You know I think it’s time to give this game a ride. 
Just to hit the ball, and touch’ em all, a moment in the sun.”  
— John Fogerty, “Centerfield” 

It’s the darkness without the dawn. The cloud without the silver lining. Abbott without Costello. 

My daughter called at the beginning of summer to tell me that my two grandsons, ages 6-plus, had made a decision. 

“They’re not going to play baseball this season, Dad. No T-ball.” 


“Last year, baseball was really … ” She paused for a second. She knew this was going to hurt. “Well … they were bored. They found it boring.” 

My first reaction was to blame her, a subtle maternal plot to undermine the game with her kids. After all, she was the one who sat with me through a Fort Wayne Wizards baseball game, then told me later that around the sixth inning she had come to believe that dying of boredom could actually happen. 

But I bit my tongue. I asked, “What are they going to do instead?” 

“Soccer. They like it, Dad. They get to run around. It’s fun,” she said. 

Soccer. Sigh. 

When I was 6, my two older brothers announced that they were going to start a “Little Little League.” My buddy Tommy from down the street and I were going to be the first recruits. 

They gave us gloves the size of waffle irons, took us into our backyard, and hit an old scuffed-up baseball wrapped in black electrical tape at us. Tommy caught a few. I couldn’t catch a cold. 

After about 10 minutes, my brothers got another idea into their heads and took off. Tommy went home for lunch. 

But I stayed out for another hour at least, hitting the ball all over the yard by myself. Then another hour throwing it against the side of the garage and trying to catch it on the rebound. 

And the game had me. 

And I wonder: How could baseball not be fun for a kid? And the answer comes pretty quickly. 

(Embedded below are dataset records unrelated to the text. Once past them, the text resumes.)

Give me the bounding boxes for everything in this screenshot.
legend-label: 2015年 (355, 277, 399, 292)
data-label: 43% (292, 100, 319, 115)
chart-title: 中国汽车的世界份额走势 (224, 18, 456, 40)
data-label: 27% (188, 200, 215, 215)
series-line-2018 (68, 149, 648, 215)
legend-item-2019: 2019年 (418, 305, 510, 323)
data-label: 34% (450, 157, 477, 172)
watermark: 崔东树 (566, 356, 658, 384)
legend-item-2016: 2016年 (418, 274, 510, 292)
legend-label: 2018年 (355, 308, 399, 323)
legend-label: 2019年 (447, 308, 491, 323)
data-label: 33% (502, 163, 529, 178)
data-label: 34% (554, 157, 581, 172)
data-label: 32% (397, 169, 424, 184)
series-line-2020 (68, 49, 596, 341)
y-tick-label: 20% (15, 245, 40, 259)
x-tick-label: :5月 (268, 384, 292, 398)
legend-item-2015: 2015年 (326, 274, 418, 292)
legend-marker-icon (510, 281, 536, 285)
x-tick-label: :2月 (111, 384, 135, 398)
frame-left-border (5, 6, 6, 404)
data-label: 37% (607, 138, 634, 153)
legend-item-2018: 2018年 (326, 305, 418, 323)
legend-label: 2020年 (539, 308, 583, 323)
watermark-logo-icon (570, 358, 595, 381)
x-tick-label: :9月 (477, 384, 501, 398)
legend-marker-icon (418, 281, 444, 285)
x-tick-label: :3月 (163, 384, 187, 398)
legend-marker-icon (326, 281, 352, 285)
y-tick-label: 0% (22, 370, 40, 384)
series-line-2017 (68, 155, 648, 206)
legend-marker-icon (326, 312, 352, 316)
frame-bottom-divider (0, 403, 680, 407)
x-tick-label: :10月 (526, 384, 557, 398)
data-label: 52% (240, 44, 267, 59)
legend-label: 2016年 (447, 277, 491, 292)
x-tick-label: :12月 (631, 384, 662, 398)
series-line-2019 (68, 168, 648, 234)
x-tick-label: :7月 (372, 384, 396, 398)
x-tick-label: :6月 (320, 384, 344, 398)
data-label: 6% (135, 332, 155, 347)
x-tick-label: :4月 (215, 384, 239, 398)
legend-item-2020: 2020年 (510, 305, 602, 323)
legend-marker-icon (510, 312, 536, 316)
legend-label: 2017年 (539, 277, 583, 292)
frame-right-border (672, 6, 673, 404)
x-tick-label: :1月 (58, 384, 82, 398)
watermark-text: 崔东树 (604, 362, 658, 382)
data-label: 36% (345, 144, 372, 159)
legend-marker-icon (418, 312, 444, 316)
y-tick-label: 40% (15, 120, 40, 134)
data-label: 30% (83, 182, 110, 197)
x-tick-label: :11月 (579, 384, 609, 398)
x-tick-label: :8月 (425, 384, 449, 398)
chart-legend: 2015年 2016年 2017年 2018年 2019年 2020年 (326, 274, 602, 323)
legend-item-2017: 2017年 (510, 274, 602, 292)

If a little kid is stuck in right field for 15 minutes looking alternately at the sky and his sneakers without a ball ever coming near him and gets to swing the bat once every 30 minutes to have a gaggle of coaches shouting where to run and when to stop running — it is boring. If not frightening. 

Baseball was fun back in the day because it was learned in the anarchy of childhood. Kids playing on any old field, adults an infinity away, rules made up as you went along.  

In the collected wisdom of my six decades, I have come to understand that the world, however regrettably, is not the same as when I was a kid. I try not to lecture. I will not become that horror-of-horrors: a hectoring grandfather, full of sound and fury, signifying nothing that anyone wants to hear. 

But I worry sometimes that the fun has gone out of a lot of things. Life needs a little anarchy. Especially when you are a kid. But even when you are an adult. 

“Look at the birds of the air; they do not sow or reap or store away in barns, and yet your heavenly father feeds them. Are you not much more valuable than they?” (Mt 6:26). 

My third grandson, Jonah, is now past his first birthday. I think he needs a glove for Christmas. Or maybe even Labor Day. 

“Put me in, Coach, I’m ready to play … today. 
Put me in, Coach, I’m ready to play … today, 
Look at me, I could be Centerfield.” 

Robert P. Lockwood writes from Pennsylvania.